The committee's preferred probabilistic ICERs were £53,910 per QALY gained for the intravenous formulation of belimumab and £62,367 per QALY gained for the subcutaneous formulation of belimumab (using the patient access scheme for belimumab). Both of these are above the range that NICE considers to be an acceptable use of NHS resources. The committee therefore could not recommend belimumab as a treatment option for people with active autoantibody-positive systemic lupus erythematosus.

Other factors

There are no equality issues that can be addressed in this technology appraisal

3.15 The committee understood that systemic lupus erythematosus mainly affects women, particularly those of child-bearing age. The patient experts explained that there is a risk of infertility and harm to an unborn baby with most immunosuppressive and biological treatments (if taken during pregnancy). This can make family planning challenging. The committee heard how the condition is more common in people of African, Caribbean and Asian family background and that they tend to have poorer health outcomes than people from other family backgrounds. It noted a stakeholder comment that double-stranded-DNA antibodies are less common in people from an African family background, and that any recommendation about belimumab use stating this as a criterion could be considered as discriminatory. The committee was aware that the company's updated population meant that only 1 of the 2 biomarkers was needed for someone to be eligible for treatment with belimumab. It also heard that administering intravenous belimumab in a specialist centre may be a barrier to accessing treatment if a person lives far way and has to take time off work to have regular infusions. The committee discussed that having a subcutaneous formulation that can be self-administered may improve access to belimumab. It concluded that issues about differences in prevalence or incidence of a condition and healthcare implementation cannot be addressed in a technology appraisal.

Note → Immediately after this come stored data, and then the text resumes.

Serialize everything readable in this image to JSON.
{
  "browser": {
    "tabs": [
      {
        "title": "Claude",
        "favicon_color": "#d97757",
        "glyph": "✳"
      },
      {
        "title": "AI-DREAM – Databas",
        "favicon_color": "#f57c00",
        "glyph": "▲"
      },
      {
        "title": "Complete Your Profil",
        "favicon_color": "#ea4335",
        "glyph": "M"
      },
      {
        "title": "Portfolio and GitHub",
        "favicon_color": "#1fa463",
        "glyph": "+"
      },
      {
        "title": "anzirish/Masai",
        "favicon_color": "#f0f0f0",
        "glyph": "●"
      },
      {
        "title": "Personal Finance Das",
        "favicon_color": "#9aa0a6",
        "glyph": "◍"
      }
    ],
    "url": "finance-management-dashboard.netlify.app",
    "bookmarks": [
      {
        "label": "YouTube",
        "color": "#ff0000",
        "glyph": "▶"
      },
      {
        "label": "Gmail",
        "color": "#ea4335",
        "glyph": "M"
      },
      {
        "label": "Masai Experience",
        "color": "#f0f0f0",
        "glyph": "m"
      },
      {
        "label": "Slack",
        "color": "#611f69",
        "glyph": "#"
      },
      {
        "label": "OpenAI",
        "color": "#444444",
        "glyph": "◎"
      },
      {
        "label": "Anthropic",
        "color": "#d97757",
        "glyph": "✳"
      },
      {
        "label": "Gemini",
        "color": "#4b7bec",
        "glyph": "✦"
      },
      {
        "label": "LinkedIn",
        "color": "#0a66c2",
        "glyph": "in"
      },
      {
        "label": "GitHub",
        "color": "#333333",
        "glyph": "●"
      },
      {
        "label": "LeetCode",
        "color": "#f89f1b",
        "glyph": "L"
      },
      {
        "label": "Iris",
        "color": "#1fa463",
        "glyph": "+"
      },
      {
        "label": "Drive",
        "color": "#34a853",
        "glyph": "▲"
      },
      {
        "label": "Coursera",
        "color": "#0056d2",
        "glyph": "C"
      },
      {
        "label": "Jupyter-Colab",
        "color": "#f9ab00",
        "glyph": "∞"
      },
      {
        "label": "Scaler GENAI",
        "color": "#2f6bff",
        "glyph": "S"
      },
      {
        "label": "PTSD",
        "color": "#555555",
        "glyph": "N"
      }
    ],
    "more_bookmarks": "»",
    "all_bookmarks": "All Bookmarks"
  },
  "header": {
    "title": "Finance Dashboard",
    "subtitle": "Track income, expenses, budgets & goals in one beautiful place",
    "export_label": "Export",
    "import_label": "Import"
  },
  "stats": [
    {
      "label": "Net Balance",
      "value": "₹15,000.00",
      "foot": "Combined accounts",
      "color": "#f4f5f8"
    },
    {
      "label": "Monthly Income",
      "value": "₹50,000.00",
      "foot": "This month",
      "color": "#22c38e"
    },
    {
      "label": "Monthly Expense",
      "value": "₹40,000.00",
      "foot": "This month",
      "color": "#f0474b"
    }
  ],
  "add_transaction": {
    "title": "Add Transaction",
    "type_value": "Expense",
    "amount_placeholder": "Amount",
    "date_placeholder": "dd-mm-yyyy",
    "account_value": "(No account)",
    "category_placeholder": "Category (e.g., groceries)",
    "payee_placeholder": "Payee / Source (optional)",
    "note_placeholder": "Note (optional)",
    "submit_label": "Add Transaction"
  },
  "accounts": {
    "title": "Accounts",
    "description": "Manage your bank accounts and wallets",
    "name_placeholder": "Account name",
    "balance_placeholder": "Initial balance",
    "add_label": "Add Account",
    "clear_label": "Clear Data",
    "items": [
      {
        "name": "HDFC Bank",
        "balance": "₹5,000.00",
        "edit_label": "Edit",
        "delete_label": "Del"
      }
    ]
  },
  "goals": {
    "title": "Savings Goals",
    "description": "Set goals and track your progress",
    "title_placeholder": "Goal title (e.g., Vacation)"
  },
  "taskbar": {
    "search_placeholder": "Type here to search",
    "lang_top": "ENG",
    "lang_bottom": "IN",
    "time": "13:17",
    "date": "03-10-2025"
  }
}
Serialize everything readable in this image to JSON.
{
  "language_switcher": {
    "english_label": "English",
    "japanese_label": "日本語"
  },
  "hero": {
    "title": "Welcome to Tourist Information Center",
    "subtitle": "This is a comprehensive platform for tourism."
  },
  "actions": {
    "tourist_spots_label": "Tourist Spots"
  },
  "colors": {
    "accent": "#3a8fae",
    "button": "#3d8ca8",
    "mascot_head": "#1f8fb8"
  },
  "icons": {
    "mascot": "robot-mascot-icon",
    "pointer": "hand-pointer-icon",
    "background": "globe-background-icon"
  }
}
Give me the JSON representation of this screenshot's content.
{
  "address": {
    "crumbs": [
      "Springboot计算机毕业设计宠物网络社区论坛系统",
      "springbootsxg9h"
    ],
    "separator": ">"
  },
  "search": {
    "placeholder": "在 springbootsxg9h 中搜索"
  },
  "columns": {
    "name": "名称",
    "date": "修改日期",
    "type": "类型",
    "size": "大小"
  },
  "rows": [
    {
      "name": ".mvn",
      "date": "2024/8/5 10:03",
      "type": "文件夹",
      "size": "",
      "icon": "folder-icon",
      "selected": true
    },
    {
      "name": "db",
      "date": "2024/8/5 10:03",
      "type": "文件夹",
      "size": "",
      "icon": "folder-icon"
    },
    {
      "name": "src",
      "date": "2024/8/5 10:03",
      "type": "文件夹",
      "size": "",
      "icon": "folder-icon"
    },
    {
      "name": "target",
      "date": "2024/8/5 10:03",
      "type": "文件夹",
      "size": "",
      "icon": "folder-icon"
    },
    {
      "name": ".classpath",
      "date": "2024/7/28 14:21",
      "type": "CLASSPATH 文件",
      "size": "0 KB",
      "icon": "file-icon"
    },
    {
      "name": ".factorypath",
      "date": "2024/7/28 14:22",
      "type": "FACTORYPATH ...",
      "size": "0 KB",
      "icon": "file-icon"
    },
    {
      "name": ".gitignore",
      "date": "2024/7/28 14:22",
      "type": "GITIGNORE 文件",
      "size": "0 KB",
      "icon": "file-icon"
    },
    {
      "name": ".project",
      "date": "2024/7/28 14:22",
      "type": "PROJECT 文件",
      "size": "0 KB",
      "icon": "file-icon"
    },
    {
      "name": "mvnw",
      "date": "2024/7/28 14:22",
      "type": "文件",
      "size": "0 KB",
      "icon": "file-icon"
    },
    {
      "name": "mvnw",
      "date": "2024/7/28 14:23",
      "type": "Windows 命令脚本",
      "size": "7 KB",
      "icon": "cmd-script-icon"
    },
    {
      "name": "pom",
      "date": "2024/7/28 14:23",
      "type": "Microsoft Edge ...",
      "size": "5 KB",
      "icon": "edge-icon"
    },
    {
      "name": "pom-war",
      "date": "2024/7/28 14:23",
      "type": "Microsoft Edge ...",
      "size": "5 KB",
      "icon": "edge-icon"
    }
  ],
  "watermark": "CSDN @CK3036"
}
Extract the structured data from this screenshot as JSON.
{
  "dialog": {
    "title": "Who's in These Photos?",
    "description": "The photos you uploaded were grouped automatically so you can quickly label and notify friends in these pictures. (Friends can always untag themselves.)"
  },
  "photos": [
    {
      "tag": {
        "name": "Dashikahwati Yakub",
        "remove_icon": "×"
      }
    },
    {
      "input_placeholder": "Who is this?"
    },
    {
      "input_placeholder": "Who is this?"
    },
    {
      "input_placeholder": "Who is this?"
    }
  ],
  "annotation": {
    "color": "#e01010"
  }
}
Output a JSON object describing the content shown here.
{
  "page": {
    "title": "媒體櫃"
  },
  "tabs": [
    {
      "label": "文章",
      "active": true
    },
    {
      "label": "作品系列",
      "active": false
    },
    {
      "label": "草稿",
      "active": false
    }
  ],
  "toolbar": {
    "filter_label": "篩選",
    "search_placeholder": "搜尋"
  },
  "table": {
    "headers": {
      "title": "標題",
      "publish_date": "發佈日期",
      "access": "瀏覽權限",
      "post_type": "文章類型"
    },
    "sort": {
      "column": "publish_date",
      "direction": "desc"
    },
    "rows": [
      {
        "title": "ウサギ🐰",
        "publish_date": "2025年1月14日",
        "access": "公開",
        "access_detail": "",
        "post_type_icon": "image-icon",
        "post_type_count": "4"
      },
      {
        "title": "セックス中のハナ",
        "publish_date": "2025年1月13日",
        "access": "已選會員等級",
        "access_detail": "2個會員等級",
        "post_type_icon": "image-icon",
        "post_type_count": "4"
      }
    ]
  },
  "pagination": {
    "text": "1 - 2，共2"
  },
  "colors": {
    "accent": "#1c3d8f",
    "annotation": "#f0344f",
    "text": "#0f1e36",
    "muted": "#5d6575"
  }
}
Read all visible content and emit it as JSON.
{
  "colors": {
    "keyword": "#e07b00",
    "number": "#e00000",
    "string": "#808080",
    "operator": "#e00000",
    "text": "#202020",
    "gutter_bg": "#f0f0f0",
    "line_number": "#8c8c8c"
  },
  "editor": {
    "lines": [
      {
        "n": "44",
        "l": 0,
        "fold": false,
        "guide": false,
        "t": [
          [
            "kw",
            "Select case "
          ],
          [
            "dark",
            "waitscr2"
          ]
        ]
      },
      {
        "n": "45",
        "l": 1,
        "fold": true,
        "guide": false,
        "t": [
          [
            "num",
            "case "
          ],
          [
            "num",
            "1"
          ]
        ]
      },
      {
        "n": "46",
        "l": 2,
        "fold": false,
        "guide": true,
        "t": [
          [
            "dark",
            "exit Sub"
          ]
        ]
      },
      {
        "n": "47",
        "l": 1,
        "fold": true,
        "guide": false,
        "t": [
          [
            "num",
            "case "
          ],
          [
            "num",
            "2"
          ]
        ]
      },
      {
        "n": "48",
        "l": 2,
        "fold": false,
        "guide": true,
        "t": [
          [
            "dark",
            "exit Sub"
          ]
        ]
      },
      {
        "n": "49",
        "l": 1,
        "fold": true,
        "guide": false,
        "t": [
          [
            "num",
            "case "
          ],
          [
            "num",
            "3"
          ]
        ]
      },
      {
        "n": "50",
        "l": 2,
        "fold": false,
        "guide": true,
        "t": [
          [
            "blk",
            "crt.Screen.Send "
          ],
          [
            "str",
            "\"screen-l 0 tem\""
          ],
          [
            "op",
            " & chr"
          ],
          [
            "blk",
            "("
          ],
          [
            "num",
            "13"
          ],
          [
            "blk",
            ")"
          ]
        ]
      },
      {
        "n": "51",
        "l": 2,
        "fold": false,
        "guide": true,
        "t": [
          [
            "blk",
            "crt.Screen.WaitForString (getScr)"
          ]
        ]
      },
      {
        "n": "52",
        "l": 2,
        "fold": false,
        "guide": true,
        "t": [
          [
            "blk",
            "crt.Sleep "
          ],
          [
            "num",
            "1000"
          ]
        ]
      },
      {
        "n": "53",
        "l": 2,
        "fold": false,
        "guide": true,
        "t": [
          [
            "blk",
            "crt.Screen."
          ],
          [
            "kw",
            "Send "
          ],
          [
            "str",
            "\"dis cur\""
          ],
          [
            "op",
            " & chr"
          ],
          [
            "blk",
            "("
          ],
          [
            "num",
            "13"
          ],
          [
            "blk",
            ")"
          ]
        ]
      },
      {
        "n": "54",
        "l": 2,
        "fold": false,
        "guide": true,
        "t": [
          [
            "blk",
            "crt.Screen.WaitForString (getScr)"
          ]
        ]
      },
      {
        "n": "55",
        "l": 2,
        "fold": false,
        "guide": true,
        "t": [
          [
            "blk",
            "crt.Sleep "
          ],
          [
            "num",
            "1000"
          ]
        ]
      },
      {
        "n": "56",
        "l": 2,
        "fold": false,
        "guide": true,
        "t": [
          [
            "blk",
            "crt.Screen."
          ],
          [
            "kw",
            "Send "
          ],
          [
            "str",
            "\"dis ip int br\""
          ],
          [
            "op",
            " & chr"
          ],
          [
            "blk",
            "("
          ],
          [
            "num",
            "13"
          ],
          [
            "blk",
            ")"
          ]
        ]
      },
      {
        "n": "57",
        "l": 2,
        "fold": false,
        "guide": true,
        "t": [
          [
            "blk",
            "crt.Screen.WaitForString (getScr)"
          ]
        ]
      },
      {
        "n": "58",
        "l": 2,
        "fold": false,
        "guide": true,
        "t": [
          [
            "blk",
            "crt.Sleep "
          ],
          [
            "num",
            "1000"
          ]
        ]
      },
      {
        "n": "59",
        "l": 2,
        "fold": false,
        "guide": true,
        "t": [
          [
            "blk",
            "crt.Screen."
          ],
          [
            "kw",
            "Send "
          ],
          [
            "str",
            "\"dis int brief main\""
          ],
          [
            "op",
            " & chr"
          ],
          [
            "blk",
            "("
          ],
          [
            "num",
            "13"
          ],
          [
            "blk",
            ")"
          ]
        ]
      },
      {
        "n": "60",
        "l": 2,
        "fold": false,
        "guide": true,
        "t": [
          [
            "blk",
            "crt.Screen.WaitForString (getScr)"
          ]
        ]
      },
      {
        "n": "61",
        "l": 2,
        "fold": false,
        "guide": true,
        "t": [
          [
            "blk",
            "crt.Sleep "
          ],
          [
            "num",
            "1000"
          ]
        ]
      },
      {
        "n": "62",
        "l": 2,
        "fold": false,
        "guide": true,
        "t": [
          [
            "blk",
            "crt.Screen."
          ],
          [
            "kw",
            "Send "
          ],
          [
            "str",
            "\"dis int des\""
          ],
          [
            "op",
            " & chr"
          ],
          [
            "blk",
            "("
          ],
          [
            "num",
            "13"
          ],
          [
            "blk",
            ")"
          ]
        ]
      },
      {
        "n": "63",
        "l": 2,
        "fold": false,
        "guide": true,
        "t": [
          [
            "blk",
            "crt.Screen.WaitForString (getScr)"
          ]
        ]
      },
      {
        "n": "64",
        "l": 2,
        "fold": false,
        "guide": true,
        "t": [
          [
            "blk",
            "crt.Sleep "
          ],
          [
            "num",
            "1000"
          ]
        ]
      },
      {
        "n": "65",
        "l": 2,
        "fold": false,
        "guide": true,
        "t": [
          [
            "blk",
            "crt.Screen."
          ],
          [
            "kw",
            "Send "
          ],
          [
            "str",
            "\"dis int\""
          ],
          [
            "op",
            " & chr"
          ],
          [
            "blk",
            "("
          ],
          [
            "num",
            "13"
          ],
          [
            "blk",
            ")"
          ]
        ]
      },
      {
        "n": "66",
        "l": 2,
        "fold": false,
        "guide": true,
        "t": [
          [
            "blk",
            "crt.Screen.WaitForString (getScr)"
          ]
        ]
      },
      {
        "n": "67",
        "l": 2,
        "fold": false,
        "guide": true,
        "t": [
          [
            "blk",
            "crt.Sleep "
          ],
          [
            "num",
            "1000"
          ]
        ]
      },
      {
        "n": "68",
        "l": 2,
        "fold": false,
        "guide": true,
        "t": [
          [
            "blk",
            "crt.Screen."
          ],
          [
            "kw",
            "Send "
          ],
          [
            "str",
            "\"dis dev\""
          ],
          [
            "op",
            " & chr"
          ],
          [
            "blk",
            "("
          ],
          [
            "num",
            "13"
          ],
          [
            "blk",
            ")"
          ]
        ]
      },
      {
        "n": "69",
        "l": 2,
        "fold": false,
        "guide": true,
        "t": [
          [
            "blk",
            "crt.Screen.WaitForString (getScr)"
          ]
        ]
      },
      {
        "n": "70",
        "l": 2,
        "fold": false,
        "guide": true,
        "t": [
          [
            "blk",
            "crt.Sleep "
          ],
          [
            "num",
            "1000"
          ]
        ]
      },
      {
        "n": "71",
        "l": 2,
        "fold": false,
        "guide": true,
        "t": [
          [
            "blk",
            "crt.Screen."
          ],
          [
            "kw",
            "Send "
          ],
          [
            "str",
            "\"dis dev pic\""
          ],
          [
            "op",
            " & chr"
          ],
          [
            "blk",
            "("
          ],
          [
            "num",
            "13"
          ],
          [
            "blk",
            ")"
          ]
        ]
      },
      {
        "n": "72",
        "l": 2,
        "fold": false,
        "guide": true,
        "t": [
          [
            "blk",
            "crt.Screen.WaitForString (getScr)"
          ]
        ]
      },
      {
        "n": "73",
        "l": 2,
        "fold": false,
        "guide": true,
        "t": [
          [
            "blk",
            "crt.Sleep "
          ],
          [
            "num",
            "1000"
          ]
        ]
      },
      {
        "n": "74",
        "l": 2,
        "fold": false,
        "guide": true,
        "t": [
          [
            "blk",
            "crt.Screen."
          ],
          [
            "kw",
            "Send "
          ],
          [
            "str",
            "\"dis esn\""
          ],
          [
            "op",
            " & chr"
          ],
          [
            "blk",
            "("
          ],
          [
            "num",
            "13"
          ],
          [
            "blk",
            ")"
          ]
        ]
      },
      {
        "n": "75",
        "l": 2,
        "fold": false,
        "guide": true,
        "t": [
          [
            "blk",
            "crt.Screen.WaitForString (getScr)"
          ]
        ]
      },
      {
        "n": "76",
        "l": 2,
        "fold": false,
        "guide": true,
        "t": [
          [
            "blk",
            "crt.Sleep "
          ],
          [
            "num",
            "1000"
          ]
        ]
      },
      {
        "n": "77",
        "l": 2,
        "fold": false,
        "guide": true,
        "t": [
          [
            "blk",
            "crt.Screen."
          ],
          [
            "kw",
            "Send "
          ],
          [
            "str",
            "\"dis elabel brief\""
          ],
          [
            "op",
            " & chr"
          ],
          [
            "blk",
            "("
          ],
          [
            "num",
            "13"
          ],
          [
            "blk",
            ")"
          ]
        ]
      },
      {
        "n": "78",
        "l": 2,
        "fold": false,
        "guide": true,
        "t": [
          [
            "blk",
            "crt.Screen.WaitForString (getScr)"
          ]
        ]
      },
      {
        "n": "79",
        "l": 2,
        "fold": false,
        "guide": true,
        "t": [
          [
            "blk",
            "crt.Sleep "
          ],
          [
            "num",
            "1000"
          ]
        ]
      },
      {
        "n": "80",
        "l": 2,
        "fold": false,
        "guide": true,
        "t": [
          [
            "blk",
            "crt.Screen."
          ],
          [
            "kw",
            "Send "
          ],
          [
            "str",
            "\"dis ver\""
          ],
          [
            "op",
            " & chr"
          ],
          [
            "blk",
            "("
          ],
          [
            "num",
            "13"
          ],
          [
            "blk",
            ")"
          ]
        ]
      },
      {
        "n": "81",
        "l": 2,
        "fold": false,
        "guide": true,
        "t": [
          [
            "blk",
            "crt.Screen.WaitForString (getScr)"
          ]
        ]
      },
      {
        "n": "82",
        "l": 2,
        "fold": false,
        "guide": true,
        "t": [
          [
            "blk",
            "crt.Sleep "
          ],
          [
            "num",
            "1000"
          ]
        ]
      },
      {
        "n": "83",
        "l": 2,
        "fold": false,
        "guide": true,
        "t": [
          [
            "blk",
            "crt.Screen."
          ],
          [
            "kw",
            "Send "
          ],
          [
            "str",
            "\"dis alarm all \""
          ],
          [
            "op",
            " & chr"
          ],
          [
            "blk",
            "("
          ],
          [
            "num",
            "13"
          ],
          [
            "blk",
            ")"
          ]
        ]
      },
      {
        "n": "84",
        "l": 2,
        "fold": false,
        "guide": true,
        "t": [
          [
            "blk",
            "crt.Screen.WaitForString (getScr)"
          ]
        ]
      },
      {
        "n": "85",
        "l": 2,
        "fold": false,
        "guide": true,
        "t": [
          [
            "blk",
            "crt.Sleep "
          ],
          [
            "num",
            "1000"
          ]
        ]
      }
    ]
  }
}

The benefits of belimumab are captured in the cost-effectiveness analysis

3.16 The company considers belimumab as an add on to standard therapy to be innovative because it reduces disease activity and corticosteroid use in people with systemic lupus erythematosus. The committee agreed that these are important benefits and recognised that belimumab is the only medicine specifically licensed for treating systemic lupus erythematosus. However, it concluded that it had not been presented with evidence of any additional benefits that could not be captured in the QALY.

Conclusion

Belimumab is not recommended for routine use

3.17 The committee recognised that people with systemic lupus erythematous have benefitted from treatment with belimumab, and that using the subcutaneous formulation at home is beneficial. It acknowledged that belimumab compared with standard therapy improves disease outcomes, but that comparative long-term evidence is lacking. It considered that some of the assumptions used in the modelling were not appropriate and that there was uncertainty about the cost-effectiveness estimates. The committee agreed that it would like to see analyses that include:

  • an indirect comparison with rituximab (see section 3.7)

  • removal of the calibration factor (see section 3.10)

  • the regression analysis that informs response to treatment at 24 weeks (see section 3.11)

  • disease activity at 52 weeks in people whose condition has not responded to belimumab that matches the BLISS trials (see section 3.12)

  • a re-estimated utility regression model (see section 3.13).

It considered that the most plausible ICERs were above the range that NICE normally considers to be a cost-effective use of NHS resources. So, the committee concluded not to recommend belimumab, within its marketing authorisation, for treating active autoantibody-positive systemic lupus erythematosus.